Yesterday, l’insipide Beatlemania

Yesterday
de Danny Boyle
Comédie, Musical
Avec Himesh Patel, Lily James, Ed Sheeran
Sorti le 26 juin 2019

Cela vous est probablement déjà arrivé. Une chanson, un livre, un film vous parle tellement que, quelque part, vous aimeriez être son auteur. C’est à ce sentiment que fait écho le pitch alléchant de Yesterday, le dernier long-métrage de Danny Boyle : et si les Beatles n’avaient jamais existé, et que toutes leurs chansons restaient encore à faire découvrir à un public qui ne les a jamais écoutées ? L’esprit s’échauffe quant aux possibilités scénaristiques. Mais comme nous le prouve cette comédie romantique en panne d’inspiration, bon concept ne veut pas dire bon film.

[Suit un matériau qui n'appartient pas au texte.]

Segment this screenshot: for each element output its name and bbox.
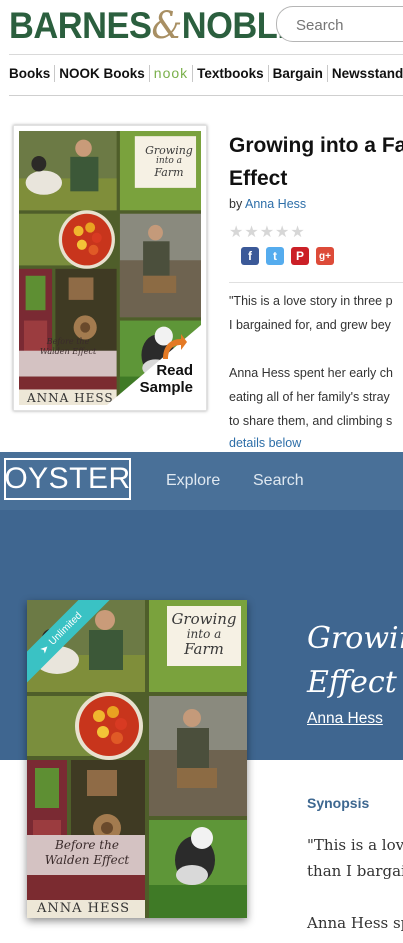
nav-newsstand[interactable]: Newsstand — [326, 65, 403, 82]
bn-description-line: to share them, and climbing s — [229, 414, 393, 428]
bn-logo-amp: & — [151, 4, 183, 47]
bn-description-line: I bargained for, and grew bey — [229, 318, 391, 332]
bn-book-title: Growing into a Fa Effect — [229, 129, 403, 195]
bn-logo-left: BARNES — [9, 5, 152, 46]
plane-icon: ➤ — [37, 642, 52, 657]
oyster-book-cover[interactable]: ➤ Unlimited Growing into a Farm Before t… — [27, 600, 247, 918]
pinterest-icon[interactable]: P — [291, 247, 309, 265]
bn-book-cover: Growing into a Farm Before the Walden Ef… — [19, 131, 201, 405]
facebook-icon[interactable]: f — [241, 247, 259, 265]
star-icon: ★ — [229, 224, 244, 241]
bn-description-line: Anna Hess spent her early ch — [229, 366, 393, 380]
cover-subtitle: Before the Walden Effect — [31, 337, 105, 357]
barnes-noble-page: BARNES&NOBLE Books NOOK Books nook Textb… — [0, 0, 403, 452]
nav-textbooks[interactable]: Textbooks — [192, 65, 268, 82]
nav-books[interactable]: Books — [9, 65, 54, 82]
star-icon: ★ — [244, 224, 259, 241]
synopsis-line: than I bargai — [307, 862, 403, 880]
cover-subtitle-line2: Walden Effect — [39, 347, 97, 356]
synopsis-line: "This is a lov — [307, 836, 403, 854]
bn-category-nav: Books NOOK Books nook Textbooks Bargain … — [9, 65, 403, 82]
details-below-link[interactable]: details below — [229, 436, 301, 450]
cover-subtitle-line2: Walden Effect — [44, 853, 130, 867]
oyster-book-title: Growin Effect ( — [307, 617, 403, 705]
cover-subtitle-line1: Before the — [46, 337, 90, 346]
read-sample-line1: Read — [156, 362, 193, 379]
cover-title-line1: Growing — [145, 144, 193, 157]
cover-author: ANNA HESS — [37, 901, 131, 916]
oyster-title-line1: Growin — [307, 621, 403, 656]
oyster-logo[interactable]: OYSTER — [4, 458, 131, 500]
cover-subtitle-line1: Before the — [55, 838, 119, 852]
synopsis-heading: Synopsis — [307, 795, 370, 811]
synopsis-paragraph: Anna Hess sp — [307, 914, 403, 932]
twitter-icon[interactable]: t — [266, 247, 284, 265]
star-icon: ★ — [275, 224, 290, 241]
oyster-header: OYSTER Explore Search — [0, 452, 403, 510]
cover-title: Growing into a Farm — [167, 612, 241, 657]
bn-byline: by Anna Hess — [229, 197, 306, 211]
bn-nav-underline — [9, 95, 403, 96]
bn-title-line1: Growing into a Fa — [229, 134, 403, 157]
nav-bargain[interactable]: Bargain — [267, 65, 327, 82]
bn-search-input[interactable] — [294, 7, 403, 43]
read-sample-line2: Sample — [139, 379, 193, 396]
star-icon: ★ — [259, 224, 275, 241]
bn-description-line: "This is a love story in three p — [229, 294, 393, 308]
cover-title-line3: Farm — [154, 166, 184, 179]
read-sample-label: Read Sample — [140, 362, 193, 396]
oyster-author-link[interactable]: Anna Hess — [307, 710, 383, 728]
bn-header-divider — [9, 54, 403, 55]
oyster-page: OYSTER Explore Search Growin Effect ( An… — [0, 452, 403, 943]
star-icon: ★ — [290, 224, 305, 241]
cover-title-line1: Growing — [171, 610, 237, 628]
oyster-title-line2: Effect ( — [307, 665, 403, 700]
by-label: by — [229, 197, 243, 211]
bn-title-line2: Effect — [229, 167, 288, 190]
nav-nook[interactable]: nook — [148, 65, 192, 82]
bn-description-divider — [229, 282, 403, 283]
nav-explore[interactable]: Explore — [166, 472, 220, 490]
bn-logo[interactable]: BARNES&NOBLE — [9, 4, 300, 47]
google-plus-icon[interactable]: g+ — [316, 247, 334, 265]
social-share-bar: f t P g+ — [241, 247, 341, 265]
bn-book-cover-frame[interactable]: Growing into a Farm Before the Walden Ef… — [13, 125, 207, 411]
bn-author-link[interactable]: Anna Hess — [245, 197, 306, 211]
cover-title: Growing into a Farm — [144, 145, 194, 178]
bn-description-line: eating all of her family's stray — [229, 390, 390, 404]
cover-subtitle: Before the Walden Effect — [33, 838, 141, 868]
star-rating[interactable]: ★ ★ ★ ★ ★ — [229, 222, 306, 242]
nav-nook-books[interactable]: NOOK Books — [54, 65, 149, 82]
cover-author: ANNA HESS — [27, 391, 114, 405]
read-sample-button[interactable]: Read Sample — [107, 325, 201, 405]
bn-search-box[interactable] — [276, 6, 403, 43]
cover-title-line3: Farm — [184, 640, 224, 658]
synopsis-quote: "This is a lov than I bargai — [307, 832, 403, 884]
curved-arrow-icon — [163, 334, 187, 359]
nav-search[interactable]: Search — [253, 472, 304, 490]
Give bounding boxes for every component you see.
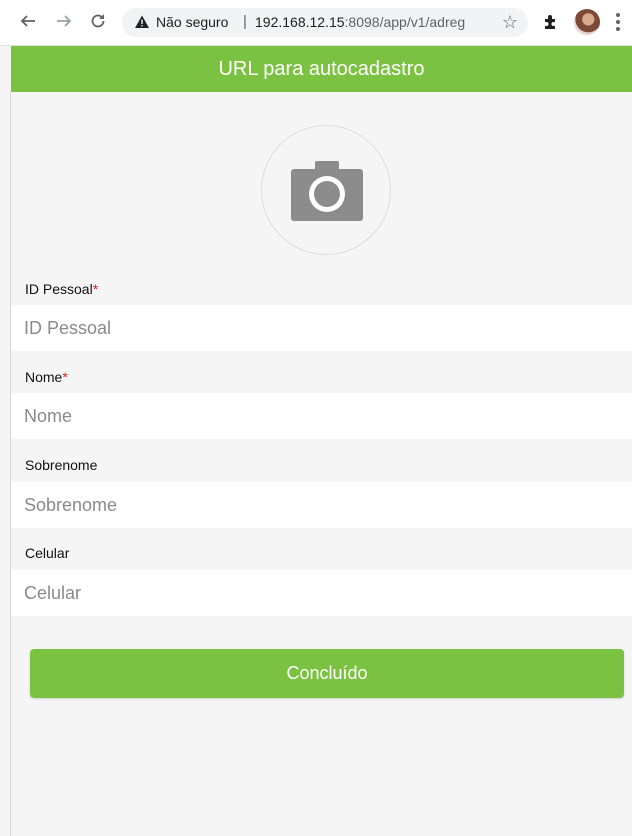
photo-upload-button[interactable] xyxy=(261,125,391,255)
back-arrow-icon[interactable] xyxy=(16,9,40,33)
sobrenome-input[interactable] xyxy=(11,482,632,528)
nome-label-text: Nome xyxy=(25,369,63,385)
page-left-border xyxy=(10,92,11,836)
extensions-puzzle-icon[interactable] xyxy=(541,12,561,32)
warning-icon[interactable] xyxy=(134,14,150,30)
address-bar[interactable]: Não seguro | 192.168.12.15:8098/app/v1/a… xyxy=(122,8,528,37)
bookmark-star-icon[interactable]: ☆ xyxy=(502,12,518,33)
concluido-button[interactable]: Concluído xyxy=(30,649,624,698)
reload-icon[interactable] xyxy=(86,9,110,33)
id-pessoal-input[interactable] xyxy=(11,305,632,351)
sobrenome-label-text: Sobrenome xyxy=(25,457,98,473)
id-pessoal-label: ID Pessoal* xyxy=(25,281,98,297)
camera-icon xyxy=(291,161,363,221)
nome-label: Nome* xyxy=(25,369,68,385)
celular-label: Celular xyxy=(25,545,69,561)
forward-arrow-icon[interactable] xyxy=(52,9,76,33)
url-host: 192.168.12.15 xyxy=(255,14,345,30)
id-pessoal-label-text: ID Pessoal xyxy=(25,281,93,297)
required-asterisk: * xyxy=(92,281,99,297)
page-title: URL para autocadastro xyxy=(218,57,425,80)
profile-avatar[interactable] xyxy=(574,9,600,35)
menu-dots-icon[interactable] xyxy=(612,10,624,34)
page-header: URL para autocadastro xyxy=(11,46,632,92)
celular-label-text: Celular xyxy=(25,545,70,561)
url-path: :8098/app/v1/adreg xyxy=(344,14,466,30)
required-asterisk: * xyxy=(62,369,68,385)
nome-input[interactable] xyxy=(11,393,632,439)
celular-input[interactable] xyxy=(11,570,632,616)
browser-toolbar: Não seguro | 192.168.12.15:8098/app/v1/a… xyxy=(0,0,632,46)
security-status-text: Não seguro xyxy=(156,14,229,30)
url-text: 192.168.12.15:8098/app/v1/adreg xyxy=(255,14,475,30)
omnibox-divider: | xyxy=(243,13,247,30)
sobrenome-label: Sobrenome xyxy=(25,457,97,473)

Le départ était pourtant prometteur, avec un sympathique protagoniste en la personne de Jack (Himesh Patel, enthousiasmant). Musicien sans succès, que seuls ses amis prennent le temps d’écouter, il s’apprête à ranger sa guitare pour de bon lorsqu’un mystérieux phénomène change sa vie du tout au tout. Pour une inexplicable raison, il se réveille dans un monde où « Yellow Submarine » et « Here Comes The Sun » n’ont jamais vu le jour, et où une recherche Google du mot Beatles n’amène qu’à des images de scarabées. Voyant l’occasion de sortir de son anonymat, il s’approprie les chansons du groupe culte, dont il est le seul à se souvenir.

De là, Yesterday perd de son originalité. Jouant sur le fantasme du succès facile et sur les codes de la comédie romantique, Yesterday nous emporte dans une histoire prévisible, souvent plaisante (le film a le rire généreux), mais peu passionnante. Difficile en effet de s’intéresser à ce héros gentil, et à son grandissant syndrome de l’imposteur (ce qui est plus légitime). La performance vocale et physique de Patel le rend attachant, mais son personnage manque cruellement de relief. Actrice d’un certain talent, Lily James est encore moins bien lotie, puisqu’elle est réduite au rôle ingrat de soupirante en attente. Seule Kate McKinnon tire son épingle du jeu dans le personnage amusant d’une manager sans langue de bois.

Chose déconcertante pour une œuvre en hommage aux Beatles, Yesterday nous dépeint un monde qui semble avoir été peu affecté par l’absence de ce groupe mythique. Un clin d’œil à Oasis mis à part (le film n’est pas avare en gags savoureux sur son univers parallèle), le monde sans John, Paul, George et Ringo n’est guère différent de celui qui les a connus. Au final, c’est plus en termes de succès que Yesterday envisage le groupe, dépeignant comment la musique “créée” par Jack suscite une Beatlemania phénoménale, engendrant frénésie médiatique et hordes de fans. Des 17 chansons de leur répertoire reprises par le long-métrage, la plupart font ainsi partie de leur grand succès, choix compréhensible, mais un peu regrettable.

Beaucoup moins acceptable est l’idée que la comparaison contemporaine la plus pertinente avec les Beatles soit… Ed Sheeran (surtout si on est peu friand de sa musique – bonjour, c’est mon cas). Si l’artiste britannique, qui fait une apparition prolongée dans son propre rôle, reconnaît pâlir en comparaison, il est tout de même difficile de ne pas grincer des dents devant cette apparition particulièrement symptomatique de l’aspect commercial du projet.

De l’esprit des Beatles, un message subsiste : celui de la chanson “All You Need Is Love”. Pendant une bonne partie de ses 2 heures, le film tente de nous enseigner l’importance de l’amour que se portent ses deux protagonistes. Sans pour autant nous convaincre : dépourvue de vrais enjeux et de sincérité, leur romance n’est pas de celles qui font chavirer les cœurs. C’est pourtant un expert du genre — Richard Curtis, auteur de Quatre Mariages et un enterrement et Notting Hill — qui est au scénario, mais la bienveillance qui marque tant de ses films ressemble plus ici à de la paresse, gâchant un concept prometteur.